Special thanks to @Baukebrenninkmeijer @fealho @leix28 @csala for the contributions!

### Improvements

* Add TVAE - [Issue #111](https://github.com/sdv-dev/CTGAN/issues/111) by @fealho
* Move `log_frequency` to `__init__` - [Issue #102](https://github.com/sdv-dev/CTGAN/issues/102) by @fealho
* Add discriminator steps hyperparameter - [Issue #101](https://github.com/sdv-dev/CTGAN/issues/101) by @Baukebrenninkmeijer
* Code cleanup / Expose hyperparameters - [Issue #59](https://github.com/sdv-dev/CTGAN/issues/59) by @fealho and @leix28
* Publish to conda repo - [Issue #54](https://github.com/sdv-dev/CTGAN/issues/54) by @fealho

### Bugs fixed

* Fixed NaN != NaN counting bug. - [Issue #100](https://github.com/sdv-dev/CTGAN/issues/100) by @fealho
* Update dependencies and testing - [Issue #90](https://github.com/sdv-dev/CTGAN/issues/90) by @csala

## v0.2.2 - 2020-11-13

In this release we introduce several minor improvements to make CTGAN more versatile and
propertly support new types of data, such as categorical NaN values, as well as conditional
sampling and features to save and load models.

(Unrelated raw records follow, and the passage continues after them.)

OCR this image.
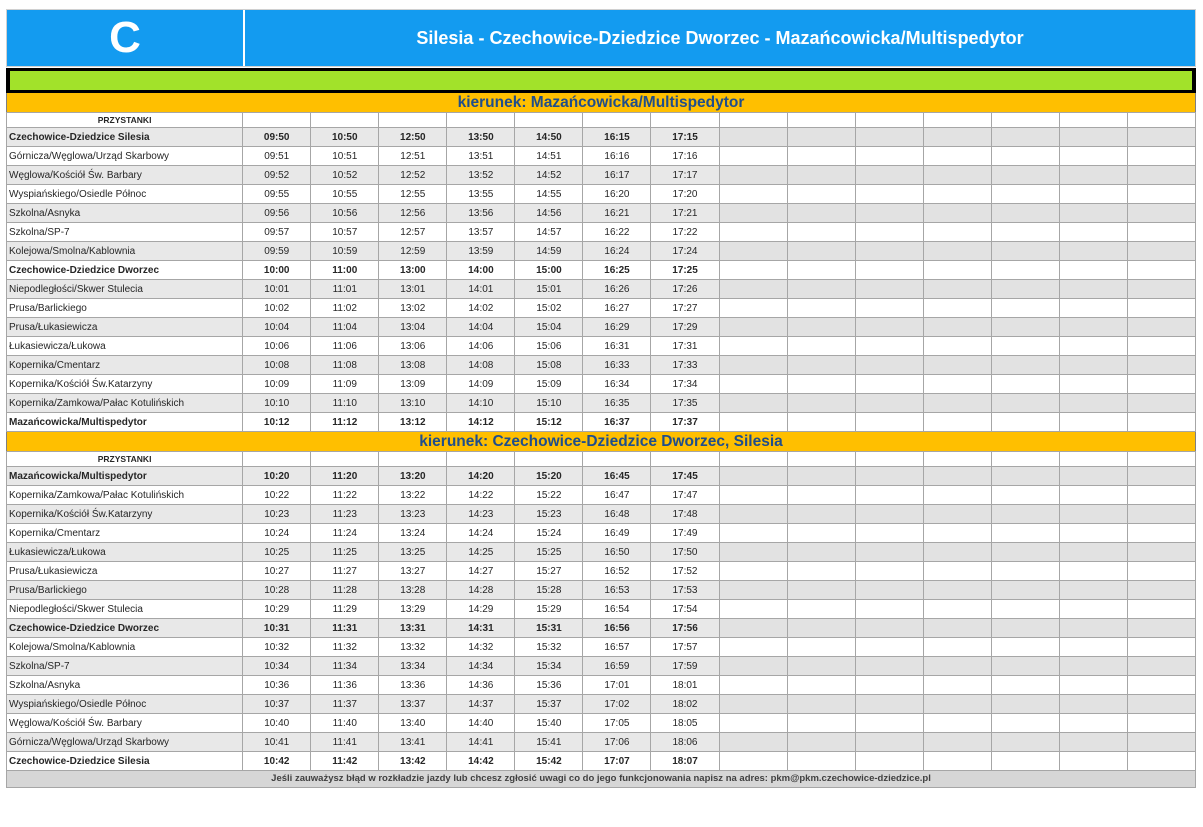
C	Silesia - Czechowice-Dziedzice Dworzec - Mazańcowicka/Multispedytor
kierunek: Mazańcowicka/Multispedytor
PRZYSTANKI														
Czechowice-Dziedzice Silesia	09:50	10:50	12:50	13:50	14:50	16:15	17:15							
Górnicza/Węglowa/Urząd Skarbowy	09:51	10:51	12:51	13:51	14:51	16:16	17:16							
Węglowa/Kościół Św. Barbary	09:52	10:52	12:52	13:52	14:52	16:17	17:17							
Wyspiańskiego/Osiedle Północ	09:55	10:55	12:55	13:55	14:55	16:20	17:20							
Szkolna/Asnyka	09:56	10:56	12:56	13:56	14:56	16:21	17:21							
Szkolna/SP-7	09:57	10:57	12:57	13:57	14:57	16:22	17:22							
Kolejowa/Smolna/Kablownia	09:59	10:59	12:59	13:59	14:59	16:24	17:24							
Czechowice-Dziedzice Dworzec	10:00	11:00	13:00	14:00	15:00	16:25	17:25							
Niepodległości/Skwer Stulecia	10:01	11:01	13:01	14:01	15:01	16:26	17:26							
Prusa/Barlickiego	10:02	11:02	13:02	14:02	15:02	16:27	17:27							
Prusa/Łukasiewicza	10:04	11:04	13:04	14:04	15:04	16:29	17:29							
Łukasiewicza/Łukowa	10:06	11:06	13:06	14:06	15:06	16:31	17:31							
Kopernika/Cmentarz	10:08	11:08	13:08	14:08	15:08	16:33	17:33							
Kopernika/Kościół Św.Katarzyny	10:09	11:09	13:09	14:09	15:09	16:34	17:34							
Kopernika/Zamkowa/Pałac Kotulińskich	10:10	11:10	13:10	14:10	15:10	16:35	17:35							
Mazańcowicka/Multispedytor	10:12	11:12	13:12	14:12	15:12	16:37	17:37							
kierunek: Czechowice-Dziedzice Dworzec, Silesia
PRZYSTANKI														
Mazańcowicka/Multispedytor	10:20	11:20	13:20	14:20	15:20	16:45	17:45							
Kopernika/Zamkowa/Pałac Kotulińskich	10:22	11:22	13:22	14:22	15:22	16:47	17:47							
Kopernika/Kościół Św.Katarzyny	10:23	11:23	13:23	14:23	15:23	16:48	17:48							
Kopernika/Cmentarz	10:24	11:24	13:24	14:24	15:24	16:49	17:49							
Łukasiewicza/Łukowa	10:25	11:25	13:25	14:25	15:25	16:50	17:50							
Prusa/Łukasiewicza	10:27	11:27	13:27	14:27	15:27	16:52	17:52							
Prusa/Barlickiego	10:28	11:28	13:28	14:28	15:28	16:53	17:53							
Niepodległości/Skwer Stulecia	10:29	11:29	13:29	14:29	15:29	16:54	17:54							
Czechowice-Dziedzice Dworzec	10:31	11:31	13:31	14:31	15:31	16:56	17:56							
Kolejowa/Smolna/Kablownia	10:32	11:32	13:32	14:32	15:32	16:57	17:57							
Szkolna/SP-7	10:34	11:34	13:34	14:34	15:34	16:59	17:59							
Szkolna/Asnyka	10:36	11:36	13:36	14:36	15:36	17:01	18:01							
Wyspiańskiego/Osiedle Północ	10:37	11:37	13:37	14:37	15:37	17:02	18:02							
Węglowa/Kościół Św. Barbary	10:40	11:40	13:40	14:40	15:40	17:05	18:05							
Górnicza/Węglowa/Urząd Skarbowy	10:41	11:41	13:41	14:41	15:41	17:06	18:06							
Czechowice-Dziedzice Silesia	10:42	11:42	13:42	14:42	15:42	17:07	18:07							
Jeśli zauważysz błąd w rozkładzie jazdy lub chcesz zgłosić uwagi co do jego funkcjonowania napisz na adres: pkm@pkm.czechowice-dziedzice.pl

Additionally, the dependency ranges and python versions have been updated to support up
to date runtimes.

Many thanks @fealho @leix28 @csala @oregonpillow and @lurosenb for working on making this release possible!

### Improvements

* Drop Python 3.5 support - [Issue #79](https://github.com/sdv-dev/CTGAN/issues/79) by @fealho
* Support NaN values in categorical variables - [Issue #78](https://github.com/sdv-dev/CTGAN/issues/78) by @fealho
* Sample synthetic data conditioning on a discrete column - [Issue #69](https://github.com/sdv-dev/CTGAN/issues/69) by @leix28
* Support recent versions of pandas - [Issue #57](https://github.com/sdv-dev/CTGAN/issues/57) by @csala
* Easy solution for restoring original dtypes - [Issue #26](https://github.com/sdv-dev/CTGAN/issues/26) by @oregonpillow

### Bugs fixed

* Loss to nan - [Issue #73](https://github.com/sdv-dev/CTGAN/issues/73) by @fealho
* Swapped the sklearn utils testing import statement - [Issue #53](https://github.com/sdv-dev/CTGAN/issues/53) by @lurosenb

## v0.2.1 - 2020-01-27

Minor version including changes to ensure the logs are properly printed and
the option to disable the log transformation to the discrete column frequencies.

Special thanks to @kevinykuo for the contributions!

### Issues Resolved:

* Option to sample from true data frequency instead of logged frequency - [Issue #16](https://github.com/sdv-dev/CTGAN/issues/16) by @kevinykuo
* Flush stdout buffer for epoch updates - [Issue #14](https://github.com/sdv-dev/CTGAN/issues/14) by @kevinykuo

## v0.2.0 - 2019-12-18

Reorganization of the project structure with a new Python API, new Command Line Interface
and increased data format support.

### Issues Resolved:

* Reorganize the project structure - [Issue #10](https://github.com/sdv-dev/CTGAN/issues/10) by @csala
* Move epochs to the fit method - [Issue #5](https://github.com/sdv-dev/CTGAN/issues/5) by @csala

## v0.1.0 - 2019-11-07

First Release - NeurIPS 2019 Version.